Whether or not the encode operation can process all forms of input into code unit values. This is true for all Unicode Transformation Formats (UTFs), which can encode and decode without loss of information from a valid input code point.

Public Static Functions

static inline constexpr ::ztd::span<const code_unit, 3> replacement_code_units() noexcept

Returns the replacement code units to use for the ztd::text::replacement_handler_t error handler.

static inline constexpr ::ztd::span<const code_point, 1> replacement_code_points() noexcept

Returns the replacement code point to use for the ztd::text::replacement_handler_t error handler.

static inline constexpr auto skip_input_error(decode_result<_Input, _Output, _State> __result, const _InputProgress &__input_progress, const _OutputProgress &__output_progress) noexcept

Allows an encoding to discard input characters if an error occurs, taking in both the state and the input sequence to modify through the result type.

Remark

This will skip every input value until a proper starting byte is found.

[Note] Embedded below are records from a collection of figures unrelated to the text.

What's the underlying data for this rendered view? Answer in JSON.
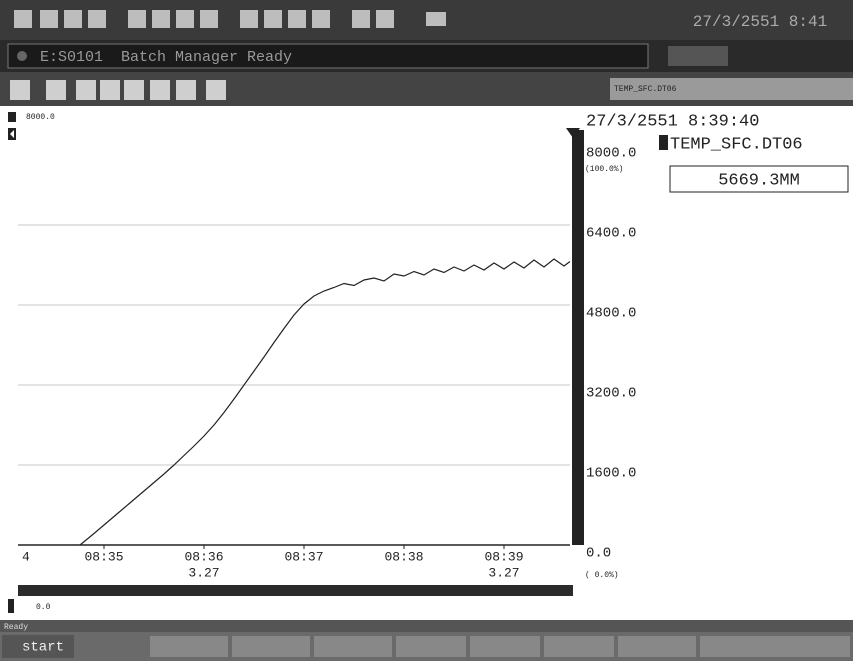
{
  "title_bar": {
    "datetime": "27/3/2551 8:41"
  },
  "status_bar": {
    "message": "E:S0101  Batch Manager Ready"
  },
  "tag_tab": "TEMP_SFC.DT06",
  "cursor": {
    "datetime": "27/3/2551 8:39:40",
    "tag": "TEMP_SFC.DT06",
    "value": "5669.3MM"
  },
  "chart_data": {
    "type": "line",
    "color": "#222222",
    "grid": true,
    "x": [
      514.76,
      514.9,
      515.0,
      515.1,
      515.2,
      515.3,
      515.4,
      515.5,
      515.6,
      515.7,
      515.8,
      515.9,
      516.0,
      516.1,
      516.2,
      516.3,
      516.4,
      516.5,
      516.6,
      516.7,
      516.8,
      516.9,
      517.0,
      517.1,
      517.2,
      517.3,
      517.4,
      517.5,
      517.6,
      517.7,
      517.8,
      517.9,
      518.0,
      518.1,
      518.2,
      518.3,
      518.4,
      518.5,
      518.6,
      518.7,
      518.8,
      518.9,
      519.0,
      519.1,
      519.2,
      519.3,
      519.4,
      519.5,
      519.6,
      519.66
    ],
    "values": [
      0,
      230,
      400,
      570,
      740,
      910,
      1080,
      1250,
      1420,
      1600,
      1790,
      1980,
      2180,
      2400,
      2650,
      2920,
      3200,
      3480,
      3760,
      4050,
      4330,
      4600,
      4820,
      4980,
      5080,
      5150,
      5230,
      5190,
      5300,
      5340,
      5280,
      5420,
      5380,
      5470,
      5400,
      5520,
      5450,
      5560,
      5480,
      5600,
      5500,
      5640,
      5520,
      5660,
      5540,
      5700,
      5560,
      5720,
      5580,
      5669.3
    ],
    "xlim": [
      514.14,
      519.66
    ],
    "ylim": [
      0,
      8000
    ],
    "xticks": [
      {
        "value": 514,
        "label": "4"
      },
      {
        "value": 515,
        "label": "08:35"
      },
      {
        "value": 516,
        "label": "08:36"
      },
      {
        "value": 517,
        "label": "08:37"
      },
      {
        "value": 518,
        "label": "08:38"
      },
      {
        "value": 519,
        "label": "08:39"
      }
    ],
    "date_labels": [
      {
        "value": 516,
        "label": "3.27"
      },
      {
        "value": 519,
        "label": "3.27"
      }
    ],
    "yticks": [
      {
        "value": 8000,
        "label": "8000.0"
      },
      {
        "value": 6400,
        "label": "6400.0"
      },
      {
        "value": 4800,
        "label": "4800.0"
      },
      {
        "value": 3200,
        "label": "3200.0"
      },
      {
        "value": 1600,
        "label": "1600.0"
      },
      {
        "value": 0,
        "label": "0.0"
      }
    ],
    "percent_labels": [
      "(100.0%)",
      "( 0.0%)"
    ],
    "left_scale": [
      "8000.0",
      "0.0"
    ]
  },
  "status_text": "Ready",
  "taskbar": {
    "start": "start"
  }
}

static inline constexpr auto skip_input_error(encode_result<_Input, _Output, _State> __result, const _InputProgress &__input_progress, const _OutputProgress &__output_progress) noexcept

Allows an encoding to discard input characters if an error occurs, taking in both the state and the input sequence (by reference) to modify.

Remark

This will skip every input value until a proper UTF-32 unicode scalar value (or code point) is found.

static inline constexpr auto encode_one(_Input &&__input, _Output &&__output, _ErrorHandler &&__error_handler, encode_state &__s)

Encodes a single complete unit of information as code units and produces a result with the input and output ranges moved past what was successfully read and written; or, produces an error and returns the input and output ranges untouched.

Remark

To the best ability of the implementation, the iterators will be returned untouched (e.g., the input models at least a view and a forward_range). If it is not possible, returned ranges may be incremented even if an error occurs due to the semantics of any view that models an input_range.

Parameters:
  • __input – [in] The input view to read code points from.

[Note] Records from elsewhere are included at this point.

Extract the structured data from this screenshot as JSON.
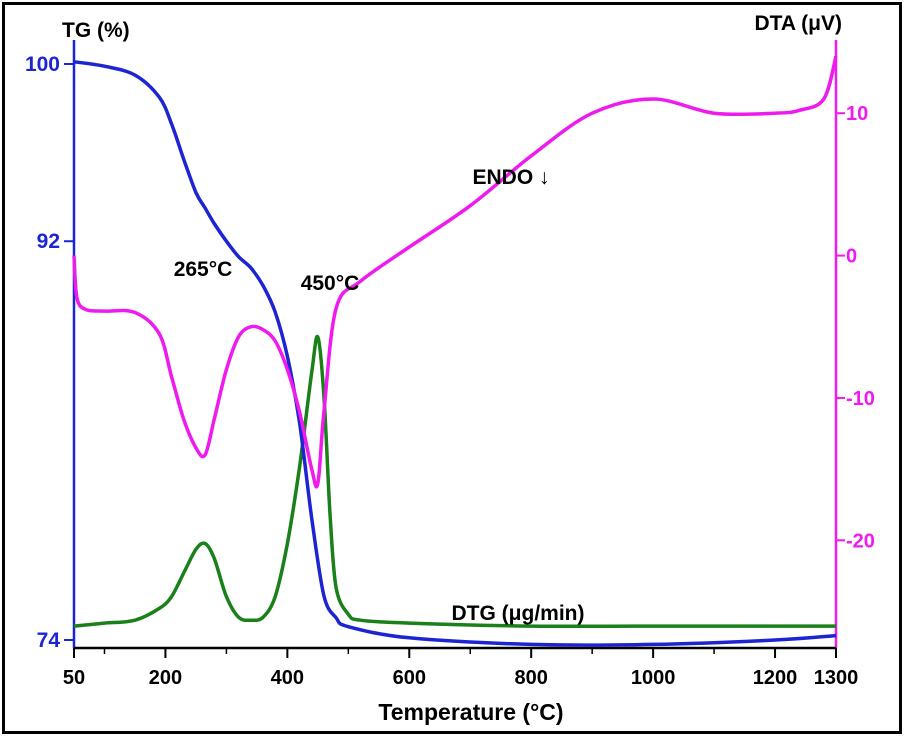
{
  "chart_data": {
    "type": "line",
    "title": "",
    "xlabel": "Temperature (°C)",
    "xlim": [
      50,
      1300
    ],
    "xticks": [
      50,
      200,
      400,
      600,
      800,
      1000,
      1200,
      1300
    ],
    "left_axis_title": "TG (%)",
    "left_ticks": [
      100,
      92,
      74
    ],
    "right_axis_title": "DTA (μV)",
    "right_ticks": [
      10,
      0,
      -10,
      -20
    ],
    "annotations": [
      {
        "text": "265°C",
        "x": 265,
        "y": -14
      },
      {
        "text": "450°C",
        "x": 450,
        "y": -16
      },
      {
        "text": "ENDO ↓",
        "x": 1000,
        "y": -3
      },
      {
        "text": "DTG (μg/min)",
        "x": 680,
        "y": 0.7
      }
    ],
    "series": [
      {
        "name": "TG",
        "axis": "left",
        "color": "#1d24d2",
        "ylim": [
          74,
          100
        ],
        "x": [
          50,
          100,
          150,
          190,
          210,
          230,
          250,
          265,
          280,
          300,
          320,
          340,
          360,
          380,
          400,
          420,
          440,
          460,
          480,
          500,
          600,
          800,
          1000,
          1200,
          1300
        ],
        "y": [
          100.1,
          99.9,
          99.5,
          98.5,
          97.3,
          95.7,
          94.2,
          93.5,
          92.8,
          92.0,
          91.3,
          90.8,
          90.0,
          88.8,
          86.8,
          83.8,
          79.5,
          76.0,
          75.0,
          74.6,
          74.1,
          73.8,
          73.8,
          74.0,
          74.2
        ]
      },
      {
        "name": "DTA",
        "axis": "right",
        "color": "#ee1aee",
        "ylim": [
          -27,
          15
        ],
        "x": [
          50,
          55,
          70,
          100,
          150,
          190,
          210,
          230,
          250,
          265,
          280,
          300,
          320,
          340,
          360,
          380,
          400,
          420,
          440,
          450,
          460,
          480,
          520,
          600,
          700,
          800,
          900,
          1000,
          1100,
          1200,
          1240,
          1280,
          1300
        ],
        "y": [
          0,
          -3,
          -3.8,
          -3.9,
          -4,
          -5.5,
          -8.5,
          -11.5,
          -13.5,
          -14,
          -11.5,
          -8,
          -5.7,
          -5,
          -5.2,
          -6,
          -8,
          -11,
          -15,
          -16,
          -11,
          -3.7,
          -1.8,
          0.6,
          3.5,
          7,
          10,
          11,
          10,
          10,
          10.2,
          11,
          14
        ]
      },
      {
        "name": "DTG (μg/min)",
        "axis": "dtg",
        "color": "#1a801a",
        "ylim": [
          0,
          10
        ],
        "x": [
          50,
          100,
          150,
          190,
          210,
          230,
          250,
          265,
          280,
          300,
          320,
          340,
          360,
          380,
          400,
          420,
          440,
          450,
          460,
          470,
          480,
          500,
          520,
          600,
          800,
          1000,
          1200,
          1300
        ],
        "y": [
          0.2,
          0.3,
          0.4,
          0.8,
          1.2,
          2.0,
          2.8,
          3.0,
          2.5,
          1.2,
          0.5,
          0.4,
          0.5,
          1.2,
          3.0,
          5.6,
          8.8,
          10.0,
          8.0,
          4.0,
          1.5,
          0.6,
          0.4,
          0.3,
          0.2,
          0.2,
          0.2,
          0.2
        ]
      }
    ]
  }
}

  • __output – [in] The output view to write code units into.

  • __error_handler – [in] The error handler to invoke if encoding fails.

  • __s – [inout] The necessary state information. For this encoding, the state is empty and means very little.

Returns:

A ztd::text::encode_result object that contains the reconstructed input range, reconstructed output range, error handler, and a reference to the passed-in state.

static inline constexpr auto decode_one(_Input &&__input, _Output &&__output, _ErrorHandler &&__error_handler, decode_state &__s)

Decodes a single complete unit of information as code points and produces a result with the input and output ranges moved past what was successfully read and written; or, produces an error and returns the input and output ranges untouched.

Remark

To the best ability of the implementation, the iterators will be returned untouched (e.g., the input models at least a view and a forward_range). If it is not possible, returned ranges may be incremented even if an error occurs due to the semantics of any view that models an input_range.

Parameters:
  • __input – [in] The input view to read code uunits from.

  • __output – [in] The output view to write code points into.

  • __error_handler – [in] The error handler to invoke if encoding fails.

  • __s – [inout] The necessary state information. For this encoding, the state is empty and means very little.

Returns:

A ztd::text::decode_result object that contains the reconstructed input range, reconstructed output range, error handler, and a reference to the passed-in state.

Public Static Attributes

static constexpr ::std::size_t max_code_points

The maximum number of code points a single complete operation of decoding can produce. This is 1 for all Unicode Transformation Format (UTF) encodings.

static constexpr ::std::size_t max_code_units

The maximum code units a single complete operation of encoding can produce. If overlong sequence allowed, this is 6: otherwise, this is 4.

static constexpr ::ztd::text_encoding_id encoded_id

The encoding ID for this type. Used for optimization purposes.

static constexpr ::ztd::text_encoding_id decoded_id

The encoding ID for this type. Used for optimization purposes.